Both companies say their vaccines would be given in two doses,
months apart.

They hope to be granted emergency use approval by the U.S. Food and Drug Administration by December. And by the end of April 2021 every American who is at least 18 years old who wants a vaccine may get access to a vaccine, according to a November 16 article by Madeline Farber of Fox News.

The news comes just a week after Oklahoma hit a record number of new
daily coronavirus infections, over 4,000. It also comes almost a week after citizens went to the polls to select the 46th U.S. president.

OCCC community members might be some of the first in the state to get access to the vaccine.

The college has been named one of the sites for treatment access, Vice President of Operations Greg Gardner said.

“Actually when that process starts… we will have two pods. We will have a pod where our employees can be vaccinated, and then we will also have a public pod where we will serve to have the public come in and get vaccinated” Gardner said last month.

Gardner said he would be first in line to get a shot.

“I will be first in line because I will take any vaccine. I’m not an antivaxer,” he said. “I’m vaccinated against rabies.
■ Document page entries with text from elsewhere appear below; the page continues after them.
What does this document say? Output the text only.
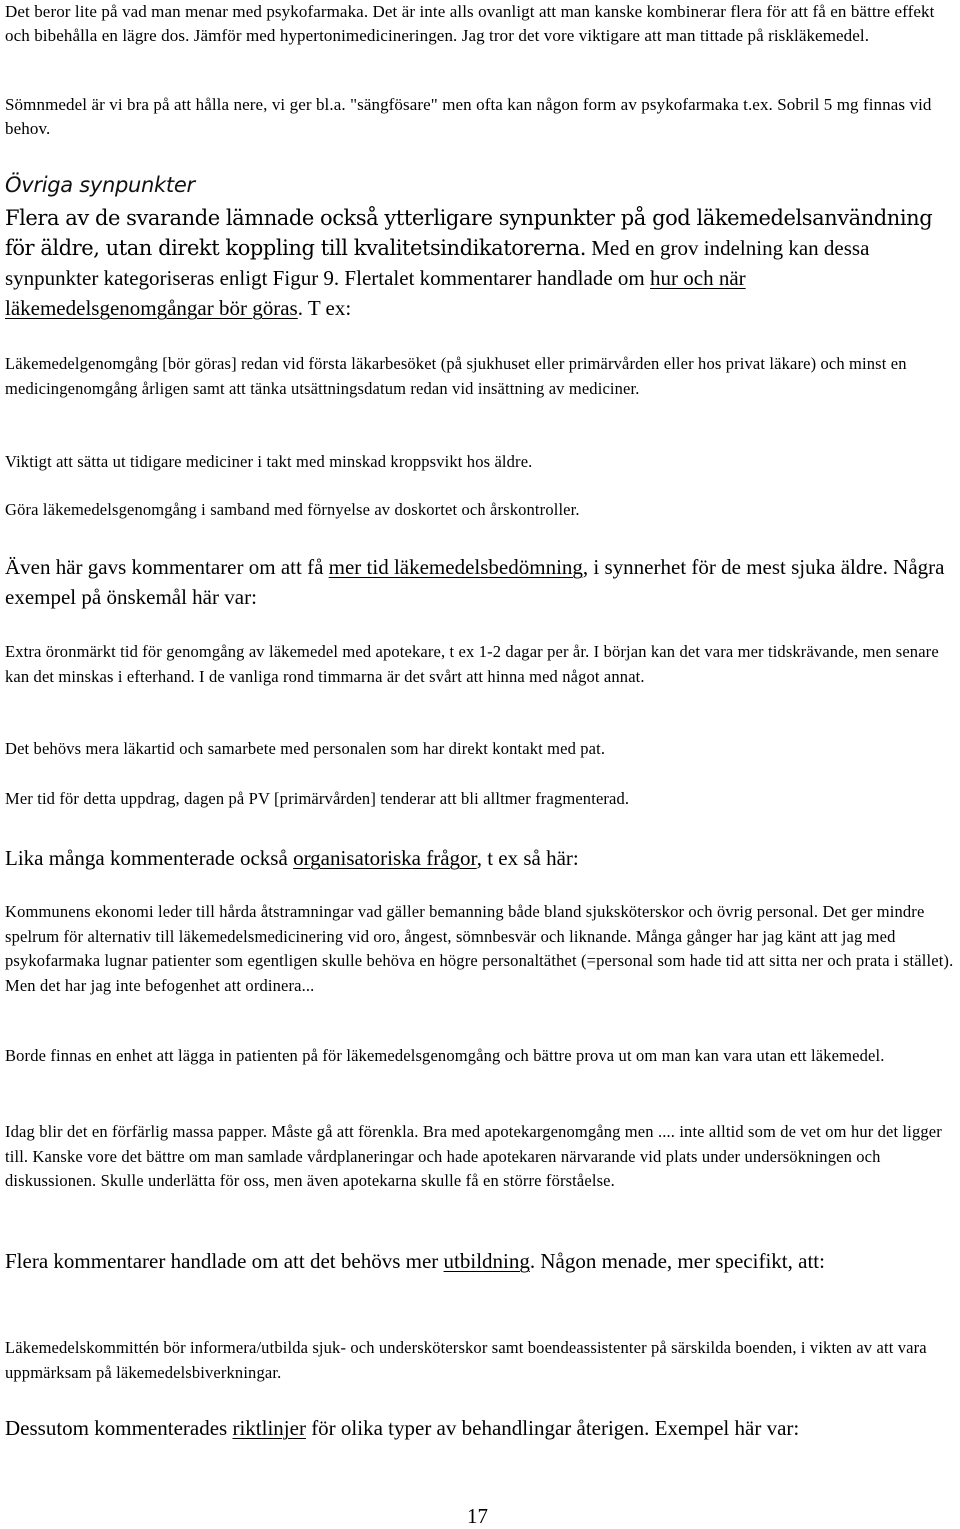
Det beror lite på vad man menar med psykofarmaka. Det är inte alls ovanligt att man kanske kombinerar flera för att få en bättre effekt och bibehålla en lägre dos. Jämför med hypertonimedicineringen. Jag tror det vore viktigare att man tittade på riskläkemedel.

Sömnmedel är vi bra på att hålla nere, vi ger bl.a. "sängfösare" men ofta kan någon form av psykofarmaka t.ex. Sobril 5 mg finnas vid behov.

Övriga synpunkter

Flera av de svarande lämnade också ytterligare synpunkter på god läkemedelsanvändning för äldre, utan direkt koppling till kvalitetsindikatorerna. Med en grov indelning kan dessa synpunkter kategoriseras enligt Figur 9. Flertalet kommentarer handlade om hur och när läkemedelsgenomgångar bör göras. T ex:

Läkemedelgenomgång [bör göras] redan vid första läkarbesöket (på sjukhuset eller primärvården eller hos privat läkare) och minst en medicingenomgång årligen samt att tänka utsättningsdatum redan vid insättning av mediciner.

Viktigt att sätta ut tidigare mediciner i takt med minskad kroppsvikt hos äldre.

Göra läkemedelsgenomgång i samband med förnyelse av doskortet och årskontroller.

Även här gavs kommentarer om att få mer tid läkemedelsbedömning, i synnerhet för de mest sjuka äldre. Några exempel på önskemål här var:

Extra öronmärkt tid för genomgång av läkemedel med apotekare, t ex 1-2 dagar per år. I början kan det vara mer tidskrävande, men senare kan det minskas i efterhand. I de vanliga rond timmarna är det svårt att hinna med något annat.

Det behövs mera läkartid och samarbete med personalen som har direkt kontakt med pat.

Mer tid för detta uppdrag, dagen på PV [primärvården] tenderar att bli alltmer fragmenterad.

Lika många kommenterade också organisatoriska frågor, t ex så här:

Kommunens ekonomi leder till hårda åtstramningar vad gäller bemanning både bland sjuksköterskor och övrig personal. Det ger mindre spelrum för alternativ till läkemedelsmedicinering vid oro, ångest, sömnbesvär och liknande. Många gånger har jag känt att jag med psykofarmaka lugnar patienter som egentligen skulle behöva en högre personaltäthet (=personal som hade tid att sitta ner och prata i stället). Men det har jag inte befogenhet att ordinera...

Borde finnas en enhet att lägga in patienten på för läkemedelsgenomgång och bättre prova ut om man kan vara utan ett läkemedel.

Idag blir det en förfärlig massa papper. Måste gå att förenkla. Bra med apotekargenomgång men .... inte alltid som de vet om hur det ligger till. Kanske vore det bättre om man samlade vårdplaneringar och hade apotekaren närvarande vid plats under undersökningen och diskussionen. Skulle underlätta för oss, men även apotekarna skulle få en större förståelse.

Flera kommentarer handlade om att det behövs mer utbildning. Någon menade, mer specifikt, att:

Läkemedelskommittén bör informera/utbilda sjuk- och undersköterskor samt boendeassistenter på särskilda boenden, i vikten av att vara uppmärksam på läkemedelsbiverkningar.

Dessutom kommenterades riktlinjer för olika typer av behandlingar återigen. Exempel här var:

17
Just like a dog, I have my rabies vaccine.”

Chief of Staff Danita Rose joked she would wait until others, such as Gardner, take the vaccine before she does.

Provost Jeremy Thomas said he would also be in line to take a vaccine.

Gardner said he was concerned that despite having a vaccine available, there is a concern that people wouldn’t take it.

“Before we actually have some form or normalcy, we have to have
a vaccine and we have to have people willing to take it.”

According to a Harris poll released last week, 40% of those surveyed said they won’t take the vaccine, even “if doing so would lower the risk of becoming infected by about half.”

A TODAY/Suffolk Poll shows even fewer people want to be the
first ones to take the shot or series of shots.

Some who took the survey, such as Ebony Dew of Maryland
said they didn’t trust the vaccine.

“I feel like their testing is a trial and error,” Dew said. “And I also
feel that they don’t really know all that much about this virus, so how can they create a cure for it just yet?” she told USAToday last week.

But even if some people refuse to take it, those who are state and government employees may have no choice according to an article in AARP magazine.

“Employment in the United States is generally ‘at will,’ which means that your employer can set working conditions,” Dorit Reiss, a law professor at the University of California, Hastings, who specializes in legal and policy issues related to vaccines told the magazine

“Certainly, employers can set health and safety work conditions, with a few limits,” she said.